Ratio: one number divided by another, typically capturing a relative measure, such as prevalence ratio, odds ratio, and hazard ratio.
Both a prevalence ratio and an odds ratio can be interpreted qualitatively as indicating that one event is more or less likely than another event. Only a prevalence ratio can be interpreted quantitatively as “Event X is 1.2 times more likely than event Y.” An odds ratio must be interpreted as”Event X has 1.2 times the odds of event Y.”
With odds ratios, it is acceptable to provide a qualitative interpretation of “more likely than” (if the OR > 1) or “less likely than” (if the OR < 1). It is incorrect, however, to provide a quantitative interpretation of an OR using the word “likely”. For example, an OR of 1.3 does not mean that some event is 30% more likely than the contrasting event; rather, it means that the event has 30% greater odds. In limited circumstances, especially with rare events, an OR may be interpreted as approximating a prevalence ratio. When this is done, the approximating interpretation should be explicitly acknowledged. “Because cancer X is rare, we may interpret the OR of 1.04 from our case-control study as indicating that event A occurs about 4% more often [or was about 4% more likely] than event B.”
Where analysis compares quantities, it is best to present differences or ratios directly, even if the components being compared are also presented. The practical significance of a result typically pertains to these quantified contrasts moreso than the values being compared.
Adopt terminology that is unambiguous.

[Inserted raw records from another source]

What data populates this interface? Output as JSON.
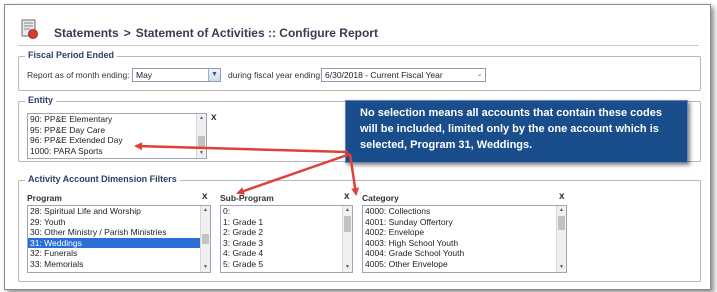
{
  "header": {
    "breadcrumb_root": "Statements",
    "separator": ">",
    "title": "Statement of Activities :: Configure Report"
  },
  "fiscal_period": {
    "legend": "Fiscal Period Ended",
    "month_label": "Report as of month ending:",
    "month_value": "May",
    "year_label": "during fiscal year ending:",
    "year_value": "6/30/2018 - Current Fiscal Year"
  },
  "entity": {
    "legend": "Entity",
    "clear": "x",
    "items": [
      "90: PP&E Elementary",
      "95: PP&E Day Care",
      "96: PP&E Extended Day",
      "1000: PARA Sports"
    ]
  },
  "dimension_filters": {
    "legend": "Activity Account Dimension Filters",
    "program": {
      "header": "Program",
      "clear": "x",
      "items": [
        "28: Spiritual Life and Worship",
        "29: Youth",
        "30: Other Ministry / Parish Ministries",
        "31: Weddings",
        "32: Funerals",
        "33: Memorials"
      ],
      "selected": "31: Weddings"
    },
    "sub_program": {
      "header": "Sub-Program",
      "clear": "x",
      "items": [
        "0:",
        "1: Grade 1",
        "2: Grade 2",
        "3: Grade 3",
        "4: Grade 4",
        "5: Grade 5"
      ]
    },
    "category": {
      "header": "Category",
      "clear": "x",
      "items": [
        "4000: Collections",
        "4001: Sunday Offertory",
        "4002: Envelope",
        "4003: High School Youth",
        "4004: Grade School Youth",
        "4005: Other Envelope"
      ]
    }
  },
  "callout": {
    "text": "No selection means all accounts that contain these codes will be included, limited only by the one account which is selected, Program 31, Weddings."
  },
  "colors": {
    "callout_bg": "#1a4d8c",
    "arrow": "#e0403a",
    "selection": "#2a6fd6",
    "legend_text": "#2d3f66"
  }
}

The terms “risk ratio” and “relative risk” can be used for several kinds of ratios. A more specific term should be used, such as “prevalence ratio” or “hazard ratio”, where such usage aids clarity.
5.4 Adjust quantities: standardization and regression models
Principles:
- Standardization methods should indicate, and ideally justify, the reference population or distribution used for standardization. In 1998, the Department of Health and Human Services issued a policy (HHS policy for changing the population standard for age adjusting death rates 1998) directing that “the population standard used for age adjusting death rates [be] the year 2000 projected population.”

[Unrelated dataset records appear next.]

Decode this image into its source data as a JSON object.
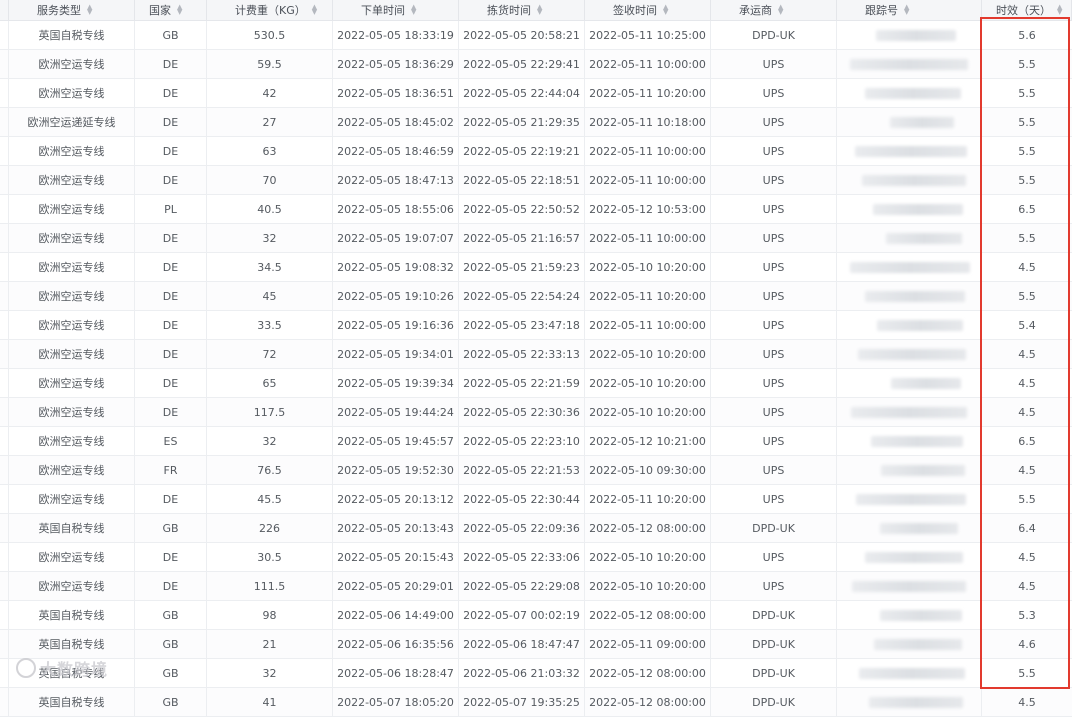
{
  "columns": [
    {
      "label": "服务类型"
    },
    {
      "label": "国家"
    },
    {
      "label": "计费重（KG）"
    },
    {
      "label": "下单时间"
    },
    {
      "label": "拣货时间"
    },
    {
      "label": "签收时间"
    },
    {
      "label": "承运商"
    },
    {
      "label": "跟踪号"
    },
    {
      "label": "时效（天）"
    }
  ],
  "rows": [
    {
      "service": "英国自税专线",
      "country": "GB",
      "weight": "530.5",
      "order_time": "2022-05-05 18:33:19",
      "pick_time": "2022-05-05 20:58:21",
      "sign_time": "2022-05-11 10:25:00",
      "carrier": "DPD-UK",
      "tracking": "",
      "days": "5.6"
    },
    {
      "service": "欧洲空运专线",
      "country": "DE",
      "weight": "59.5",
      "order_time": "2022-05-05 18:36:29",
      "pick_time": "2022-05-05 22:29:41",
      "sign_time": "2022-05-11 10:00:00",
      "carrier": "UPS",
      "tracking": "",
      "days": "5.5"
    },
    {
      "service": "欧洲空运专线",
      "country": "DE",
      "weight": "42",
      "order_time": "2022-05-05 18:36:51",
      "pick_time": "2022-05-05 22:44:04",
      "sign_time": "2022-05-11 10:20:00",
      "carrier": "UPS",
      "tracking": "",
      "days": "5.5"
    },
    {
      "service": "欧洲空运递延专线",
      "country": "DE",
      "weight": "27",
      "order_time": "2022-05-05 18:45:02",
      "pick_time": "2022-05-05 21:29:35",
      "sign_time": "2022-05-11 10:18:00",
      "carrier": "UPS",
      "tracking": "",
      "days": "5.5"
    },
    {
      "service": "欧洲空运专线",
      "country": "DE",
      "weight": "63",
      "order_time": "2022-05-05 18:46:59",
      "pick_time": "2022-05-05 22:19:21",
      "sign_time": "2022-05-11 10:00:00",
      "carrier": "UPS",
      "tracking": "",
      "days": "5.5"
    },
    {
      "service": "欧洲空运专线",
      "country": "DE",
      "weight": "70",
      "order_time": "2022-05-05 18:47:13",
      "pick_time": "2022-05-05 22:18:51",
      "sign_time": "2022-05-11 10:00:00",
      "carrier": "UPS",
      "tracking": "",
      "days": "5.5"
    },
    {
      "service": "欧洲空运专线",
      "country": "PL",
      "weight": "40.5",
      "order_time": "2022-05-05 18:55:06",
      "pick_time": "2022-05-05 22:50:52",
      "sign_time": "2022-05-12 10:53:00",
      "carrier": "UPS",
      "tracking": "",
      "days": "6.5"
    },
    {
      "service": "欧洲空运专线",
      "country": "DE",
      "weight": "32",
      "order_time": "2022-05-05 19:07:07",
      "pick_time": "2022-05-05 21:16:57",
      "sign_time": "2022-05-11 10:00:00",
      "carrier": "UPS",
      "tracking": "",
      "days": "5.5"
    },
    {
      "service": "欧洲空运专线",
      "country": "DE",
      "weight": "34.5",
      "order_time": "2022-05-05 19:08:32",
      "pick_time": "2022-05-05 21:59:23",
      "sign_time": "2022-05-10 10:20:00",
      "carrier": "UPS",
      "tracking": "",
      "days": "4.5"
    },
    {
      "service": "欧洲空运专线",
      "country": "DE",
      "weight": "45",
      "order_time": "2022-05-05 19:10:26",
      "pick_time": "2022-05-05 22:54:24",
      "sign_time": "2022-05-11 10:20:00",
      "carrier": "UPS",
      "tracking": "",
      "days": "5.5"
    },
    {
      "service": "欧洲空运专线",
      "country": "DE",
      "weight": "33.5",
      "order_time": "2022-05-05 19:16:36",
      "pick_time": "2022-05-05 23:47:18",
      "sign_time": "2022-05-11 10:00:00",
      "carrier": "UPS",
      "tracking": "",
      "days": "5.4"
    },
    {
      "service": "欧洲空运专线",
      "country": "DE",
      "weight": "72",
      "order_time": "2022-05-05 19:34:01",
      "pick_time": "2022-05-05 22:33:13",
      "sign_time": "2022-05-10 10:20:00",
      "carrier": "UPS",
      "tracking": "",
      "days": "4.5"
    },
    {
      "service": "欧洲空运专线",
      "country": "DE",
      "weight": "65",
      "order_time": "2022-05-05 19:39:34",
      "pick_time": "2022-05-05 22:21:59",
      "sign_time": "2022-05-10 10:20:00",
      "carrier": "UPS",
      "tracking": "",
      "days": "4.5"
    },
    {
      "service": "欧洲空运专线",
      "country": "DE",
      "weight": "117.5",
      "order_time": "2022-05-05 19:44:24",
      "pick_time": "2022-05-05 22:30:36",
      "sign_time": "2022-05-10 10:20:00",
      "carrier": "UPS",
      "tracking": "",
      "days": "4.5"
    },
    {
      "service": "欧洲空运专线",
      "country": "ES",
      "weight": "32",
      "order_time": "2022-05-05 19:45:57",
      "pick_time": "2022-05-05 22:23:10",
      "sign_time": "2022-05-12 10:21:00",
      "carrier": "UPS",
      "tracking": "",
      "days": "6.5"
    },
    {
      "service": "欧洲空运专线",
      "country": "FR",
      "weight": "76.5",
      "order_time": "2022-05-05 19:52:30",
      "pick_time": "2022-05-05 22:21:53",
      "sign_time": "2022-05-10 09:30:00",
      "carrier": "UPS",
      "tracking": "",
      "days": "4.5"
    },
    {
      "service": "欧洲空运专线",
      "country": "DE",
      "weight": "45.5",
      "order_time": "2022-05-05 20:13:12",
      "pick_time": "2022-05-05 22:30:44",
      "sign_time": "2022-05-11 10:20:00",
      "carrier": "UPS",
      "tracking": "",
      "days": "5.5"
    },
    {
      "service": "英国自税专线",
      "country": "GB",
      "weight": "226",
      "order_time": "2022-05-05 20:13:43",
      "pick_time": "2022-05-05 22:09:36",
      "sign_time": "2022-05-12 08:00:00",
      "carrier": "DPD-UK",
      "tracking": "",
      "days": "6.4"
    },
    {
      "service": "欧洲空运专线",
      "country": "DE",
      "weight": "30.5",
      "order_time": "2022-05-05 20:15:43",
      "pick_time": "2022-05-05 22:33:06",
      "sign_time": "2022-05-10 10:20:00",
      "carrier": "UPS",
      "tracking": "",
      "days": "4.5"
    },
    {
      "service": "欧洲空运专线",
      "country": "DE",
      "weight": "111.5",
      "order_time": "2022-05-05 20:29:01",
      "pick_time": "2022-05-05 22:29:08",
      "sign_time": "2022-05-10 10:20:00",
      "carrier": "UPS",
      "tracking": "",
      "days": "4.5"
    },
    {
      "service": "英国自税专线",
      "country": "GB",
      "weight": "98",
      "order_time": "2022-05-06 14:49:00",
      "pick_time": "2022-05-07 00:02:19",
      "sign_time": "2022-05-12 08:00:00",
      "carrier": "DPD-UK",
      "tracking": "",
      "days": "5.3"
    },
    {
      "service": "英国自税专线",
      "country": "GB",
      "weight": "21",
      "order_time": "2022-05-06 16:35:56",
      "pick_time": "2022-05-06 18:47:47",
      "sign_time": "2022-05-11 09:00:00",
      "carrier": "DPD-UK",
      "tracking": "",
      "days": "4.6"
    },
    {
      "service": "英国自税专线",
      "country": "GB",
      "weight": "32",
      "order_time": "2022-05-06 18:28:47",
      "pick_time": "2022-05-06 21:03:32",
      "sign_time": "2022-05-12 08:00:00",
      "carrier": "DPD-UK",
      "tracking": "",
      "days": "5.5"
    },
    {
      "service": "英国自税专线",
      "country": "GB",
      "weight": "41",
      "order_time": "2022-05-07 18:05:20",
      "pick_time": "2022-05-07 19:35:25",
      "sign_time": "2022-05-12 08:00:00",
      "carrier": "DPD-UK",
      "tracking": "",
      "days": "4.5"
    }
  ],
  "watermark": "大数跨境"
}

- Each type of regression model should be sufficiently described and justified. Details might include model form and family (e.g., linear, logistic, loglinear; Gaussian, Poisson, negative binomial), important variations in curve types (e.g., linear, quadratic, joinpoint, segmented, and fractional polynomials), extensions to handle correlation (e.g., generalized estimating equations [GEE] or mixed-effects models, along with their clustering factors and correlation or covariance structures), or other salient features and underlying assumptions.
Observations:
- Many reports in this review standardize mortality and other measures to the age distribution of the 2000 Census (e.g., mm7034e5 (Griffin et al. 2021), mm7037e1 (Scobie et al. 2021), m7041a2); this method is called indirect standardization. In contrast, report mm6911a5 (Schieber et al. 2020) standardized to each of 11 specific years (2008-2018) and report mm7043e2 (Xu et al. 2021) standardized to an internal distribution, called direct standardization.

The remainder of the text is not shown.